SEA CHANGE will complement the ongoing Pelagios research project, a pioneering multi-year initiative funded by the Andrew W. Mellon Foundation, JISC and the AHRC, that aims to aggregate a large corpus of geographic metadata for geospatial documents from Latin, Greek, European medieval and maritime, as well as early Islamic and Chinese traditions. SEA CHANGE will draw content from similar sources as Pelagios (e.g. the Perseus Digital Library, the Open Philology Project, the Internet Archive or Wikisource), and re-use some of its tools (e.g. the Recogito annotation tool). But in contrast to Pelagios, SEA CHANGE will explore a crowdsourcing approach. It will trial different aspects of collaborative geo-annotation, and ascertain their consequences in terms of data quality, resources required, and participant motivation. Most importantly, however, Dr Rainer Simon highlights:

we are convinced that SEA CHANGE is more than just a means to generate exciting new data relevant to humanities research – it is also a chance to engage with a wider audience and, ultimately, build community.

Open track – Award 2: Early Modern European Peace Treaties Online

screenshot_2

Early Modern European Peace Treaties Online (“Europäische Friedensverträge der Vormoderne online”) is a comprehensive collection of about 1,800 bilateral and multilateral European peace treaties from the period of 1450 to 1789, published as an open access resource by the Leibniz Institute of European History (IEG).

Peace treaties between dynasties and states form an important part of our European cultural heritage.  They are also essential for research into early modern peacekeeping and diplomacy.
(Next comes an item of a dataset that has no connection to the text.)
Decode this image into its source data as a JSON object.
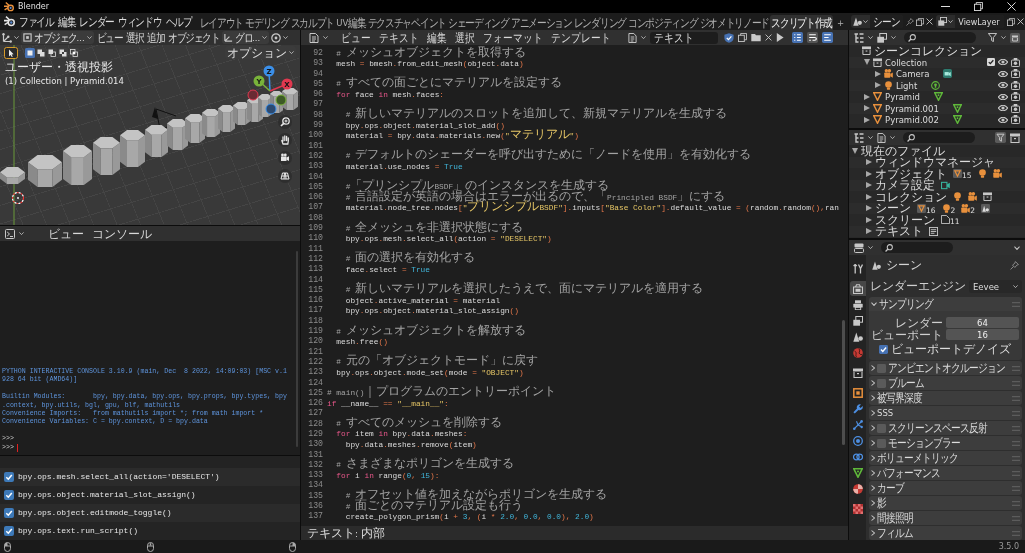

Early Modern European Peace Treaties Online bundles manuscripts that are scattered over archives all over Europe, often hard to access, and partly undocumented.  The digitized manuscripts are annotated with basic metadata, and some particularly important treaties are also available as full-text critical editions.  This unique combination of digital facsimiles and critical editions has turned out to work as a well-received starting point for scholarly research in this area.

The collection data is currently stored in a relational database with a Web front-end and is one of the most popular digital offerings of IEG.  However, it is currently not available as Linked Open Data.  This project aims to bring the collection to the Linked Data cloud, which will allow researchers not only to browse the collection but also to use and reuse the data in novel ways and to integrate it with other collections, including Europeana.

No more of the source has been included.